Eu não entendo esse negócio de época, mas devia ser ruim pra caramba, porque hoje a gente tem muita coisa pra comer, e ainda há os ricos que podem comprar muito mais. Quando minha mãe me leva às compras, observo três tipos de pessoas:
1. As que podem comprar de tudo. O carro fica lotado até a boca. E quando chegam ao caixa do supermercado, não ficam contando dinheiro, não. Elas entregam um pedaço de papel, que minha mãe disse que é um cartão de crédito, que tem o valor de dinheiro; e de cabeça erguida, saem despreocupadas. Nos carros têm de tudo: queijo inteiro, frutas, verduras, carnes, arroz, feijão, açúcar, e muitas outras coisas que eu não sei o nome porque nunca provei.

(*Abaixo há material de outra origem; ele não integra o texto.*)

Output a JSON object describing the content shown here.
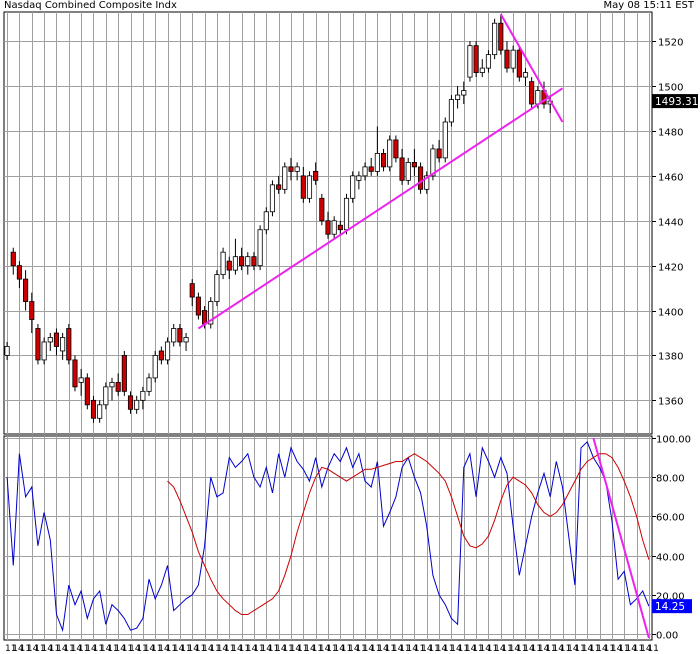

2. Aquelas que compram feito a minha mãe. Usam uma lista, observam bem os preços, o carro não fica cheio até a boca, e só compram o que realmente necessitam. Mas nos carros a gente pode encontrar as seguintes mercadorias: café, feijão, açúcar, farinha, fubá, vinagre, papel higiênico, sabão em pó, água sanitária, shampoo( um vidro tem que durar o mês inteiro), sabonete do baratinho.O queijo só meio quilo. A carne só se for de segunda (minha mãe compra uma carne dura (bate com um martelo, pra ela ficar bem molinha e aí prepara o bife), leite, cereais, chocolate em pó, ovos, iorgut (só o de saquinho), biscoito, bolacha, macarrão (nunca o talharim, esse só nos dias de festa), suco em pó, refrigerante do mais barato, bombril, sabão em barra, sal, trigo, óleo, arroz, margarina, amaciante de roupa, esponja para prato, vassoura (só duas vezes ao ano), desinfetante, doce de goiabada (só uma lata para não fazer vergonha quando chegar visita), maizena, aveia (pras malditas papas.), pasta de dente, perfume (um frasco pra toda família), cotonetes, barbeador, pilha pra colocar nos relógios de parede, e só. As frutas e verduras são compradas na feira, onde tudo é mais barato.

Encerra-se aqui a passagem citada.